You can think our Purity Operating Enviroment as utilizing a variable sector size, with the smallest being 512 bytes. Thus we have neither block misalignment issues nor performance compromises. The Purity Operating Environment can certainly understand and process i/o requests that are presented in the context of sectors, but by the time that data makes it to the flash, sectors have been abstracted away. Before we actually write data to the array, we write it to NVRAM where we perform deduplication and compression. The actual bits that are written to the underlying array represent the original i/o, but do not necessarily resemble the original i/o. In addition, since we also perform inline RAID, these bits are not necessarily written to a single physical SSD.
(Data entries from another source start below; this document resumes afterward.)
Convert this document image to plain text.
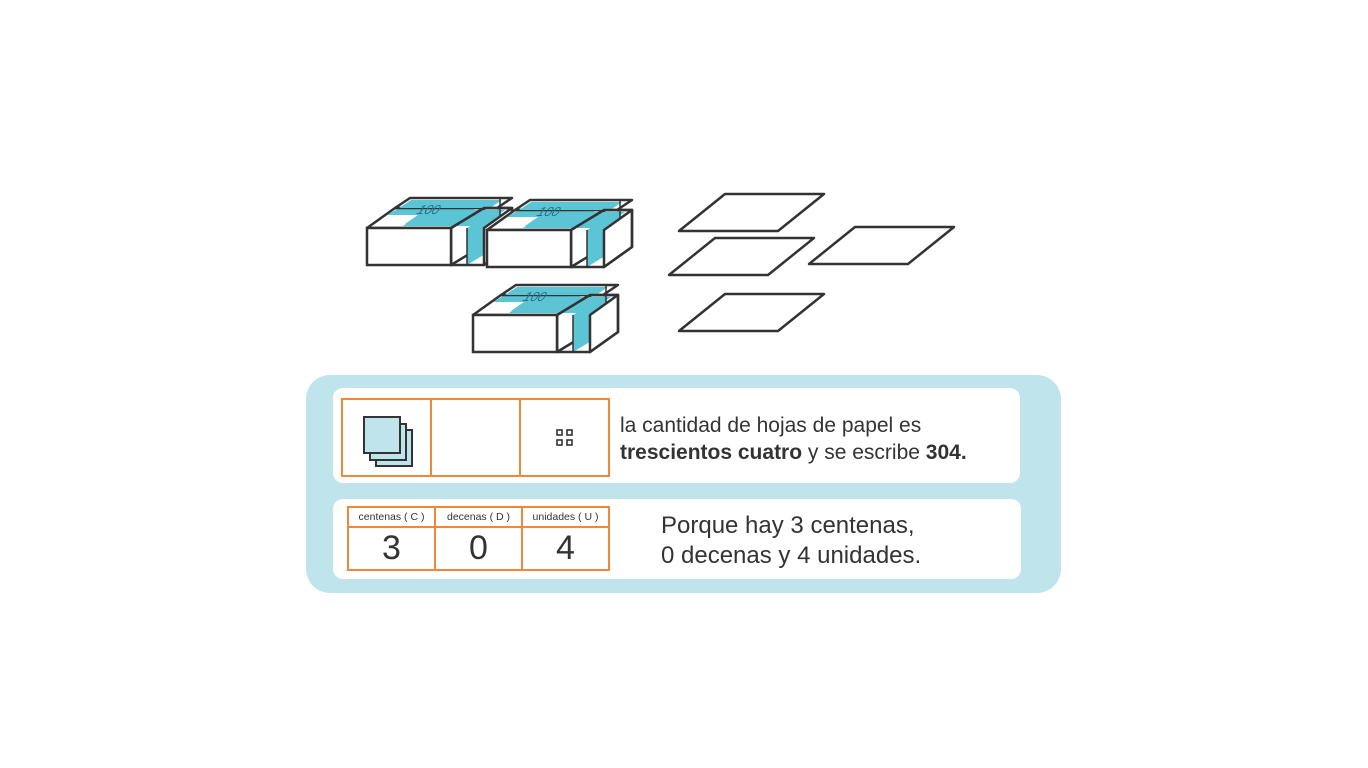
100
la cantidad de hojas de papel es
trescientos cuatro y se escribe 304.
centenas ( C )	decenas ( D )	unidades ( U )
3	0	4
Porque hay 3 centenas,
0 decenas y 4 unidades.
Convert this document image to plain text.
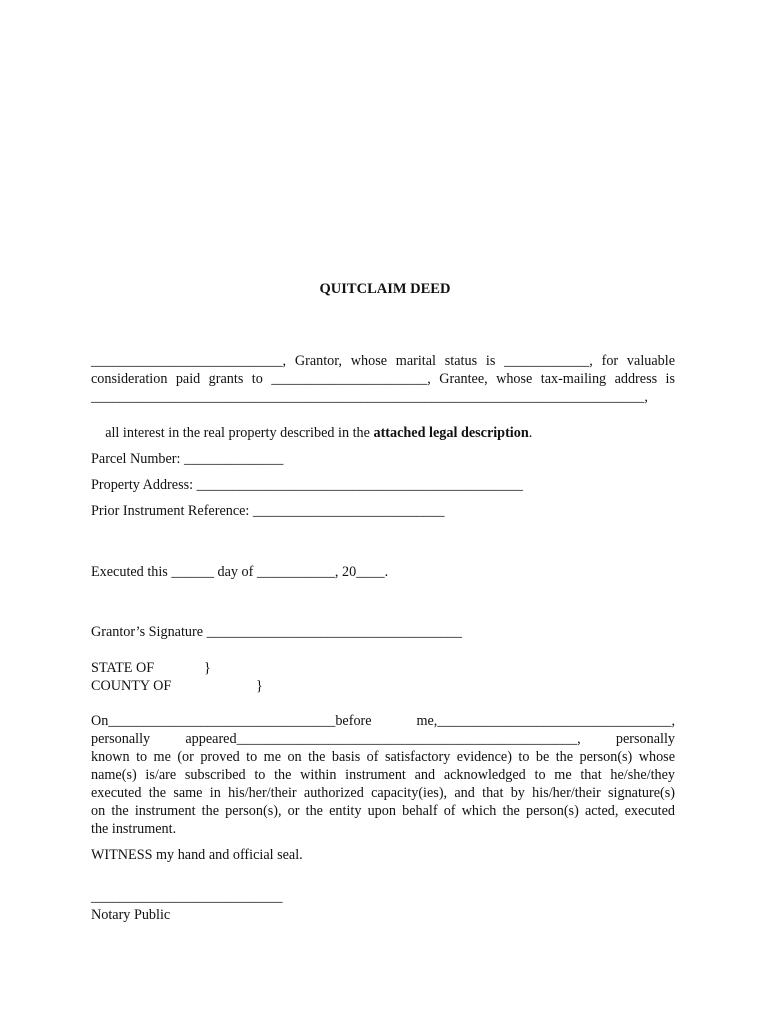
QUITCLAIM DEED
___________________________, Grantor, whose marital status is ____________, for valuable
consideration paid grants to ______________________, Grantee, whose tax-mailing address is
______________________________________________________________________________,

all interest in the real property described in the attached legal description.

Parcel Number: ______________
Property Address: ______________________________________________
Prior Instrument Reference: ___________________________
Executed this ______ day of ___________, 20____.
Grantor’s Signature ____________________________________
STATE OF	}
COUNTY OF	}
On________________________________before me,_________________________________,
personally appeared________________________________________________, personally
known to me (or proved to me on the basis of satisfactory evidence) to be the person(s) whose
name(s) is/are subscribed to the within instrument and acknowledged to me that he/she/they
executed the same in his/her/their authorized capacity(ies), and that by his/her/their signature(s)
on the instrument the person(s), or the entity upon behalf of which the person(s) acted, executed
the instrument.
WITNESS my hand and official seal.
___________________________
Notary Public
Obviously the Pure Storage array has nothing in common with spinning disks. But it might not be so obvious that it has little in common with other flash arrays out there either. We strive to make your life simple by leveraging flash’s unique capabilities as opposed to hindering it by mimicking the idiosyncrasies of disks. While there are Oracle and o/s settings that take take advantage of flash, your existing configuration will work as-is. Besides redo log block size, things like database block size, ASM vs. file system, LUN ”spindle” count have no bearing on the performance of a Pure Storage array, which means you can deploy your database on Pure Storage without modficiations, and you can continue to adhere to whatever operational policies you may have in place.